Targeting HDACs in Pancreatic Neuroendocrine Tumor Models

Round 1

Reviewer 1 Report

Lynn Schmitz et al., studied “Targeting HDACs in Pancreatic Neuroendocrine Tumor Models”. Considering the epigenetic changes in Pancreatic neuroendocrine tumors the authors have chosen the use of non-selective histone deacetylase inhibitor. The authors have used four cell lines, such as  NT-3 (human), NT-18 (human), beta TC-6 (mouse), RIN-T3 (rat), two confirm the functional changes. To support their study, the authors have evaluated the HDAC subtype expression in human samples and xenograft models. Overall, HDACi with panobinostat has shown a beneficial effect against PanNET.

 

Comments and suggestions

What is the rationale to select different doses against different cell type? Do authors calculate the IC50 for each cell line, including murine cells?

Figure 1D: It looks significant, but statistics are missing.

Figure 2C: At 20 nM treatment, expression is less compared to 10 nM. To avoid bias, quantitative data should be presented.

Supplementary figure 2: I am wondering how HDAC5 and 10 expression is very similar, although the contrast is different. Please have a careful look.

 

Minor

In the abstract, abbreviations should be expanded.

Uniformity is missing; 15 nM --------- 15nM, 24h --------- 24 h,…

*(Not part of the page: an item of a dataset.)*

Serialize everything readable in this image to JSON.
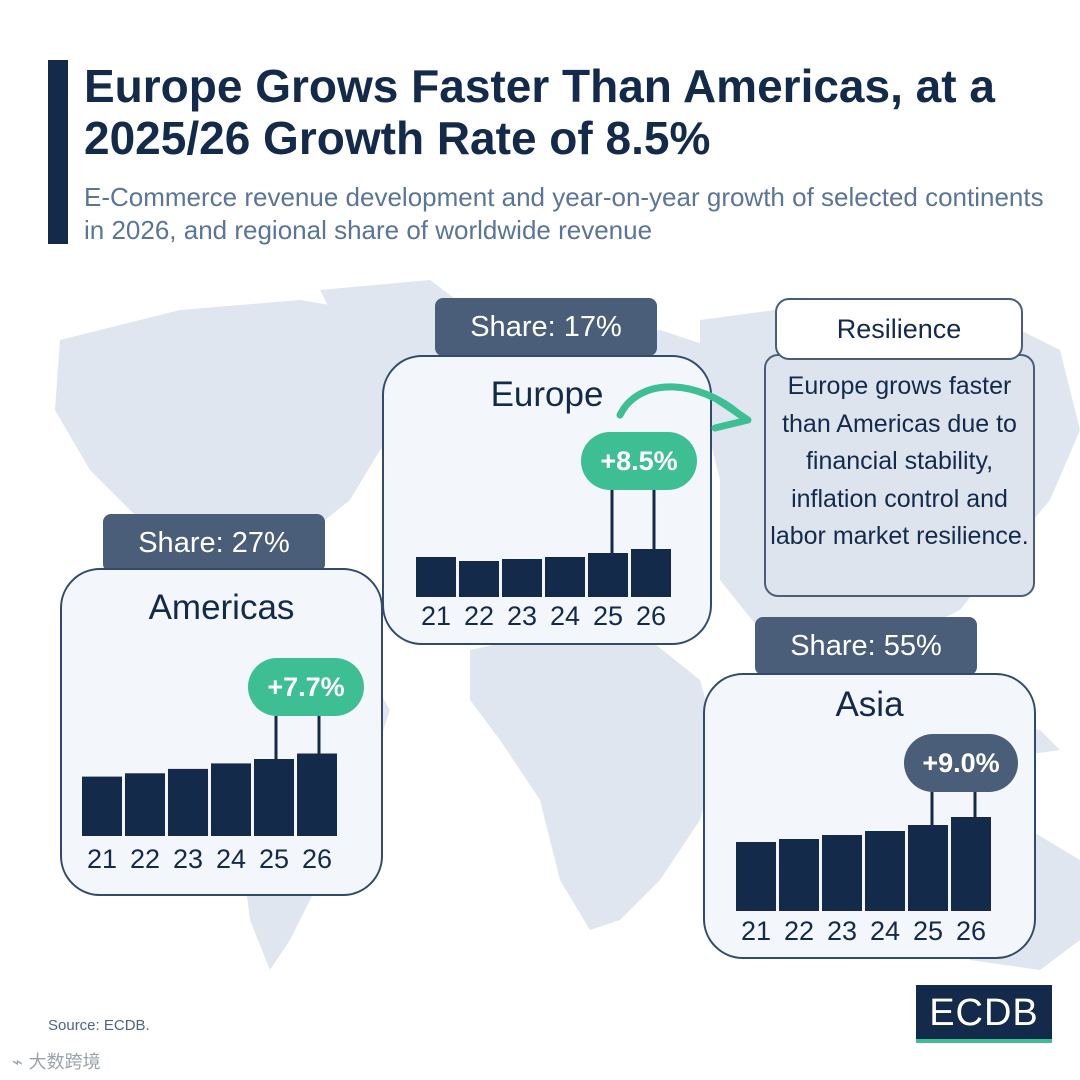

Line 79: A list of numerous molecules have been evaluated against HDACs, cite this…  https://doi.org/10.2174/0929867325666180530094120

Always use RT-qPCR, not qRT-PCR.

Author Response

Please see the attachment.

Author Response File: Author Response.docx

Reviewer 2 Report

Pancreatic neuroendocrine tumors (PanNET) display a major health burden and molecular mechanisms associated with disease development and progression are desperately sought. In their study, Schmitz et al. aimed to elucidate the effects of the non-selective HDAC-inhibitor panobinostat on rodent and human PanNET cell lines. Their findings uncover a number of molecular insights and will be of interest to the readership of Cells. A number of aspects should be addressed prior to publication as detailed below.

 

Did the authors perform functional assays in order to assess the tumorigenic potential of these cells (e.g. migration, colony formation or soft agar colony formation assays)? These analyses would support their findings shown in Figure 1.

 

Please reduce the number of gene names presented in the volcano plots in Figure 4A and B to avoid that gene names are overlapping and not readable. “Volcano blot” (line 312) should be changed to “volcano plot”. In addition, the heatmaps presented in Figure 4C and D are not helpful. Here, for instance, the top 10 or 20 of regulated genes (based on log2 FC) could be indicated and shown next to the heatmaps to give the reader a deeper understanding of the transcriptome-wide changes.

 

Why did the authors to decide to show RFU for RIN-T3 and cell numbers for b-TC6 cells? For the sake of consistency, one approach could be chosen for both cell lines.

 

Please use the official gene/protein names (e.g. SYP instead of synaptophysin). Moreover, the authors did not pay attention to the nomenclature. Human gene names should be written in capital letters and be italicized. Human proteins are written in capital letters. Murine gene names should be written in small letters (only the first letter is capitalized) and be italicized. Murine proteins are written in capital letters.

Author Response

Please see the attachment.

Author Response File: Author Response.docx

Round 2

Reviewer 1 Report

The authors have revised the manuscript by considering the reviewer's comments. The present manuscript is acceptable for publication. 

Therefore, hereby I endorse the manuscript for publication. 

Thank you very much 

Reviewer 2 Report

All previous concerns have been addressed.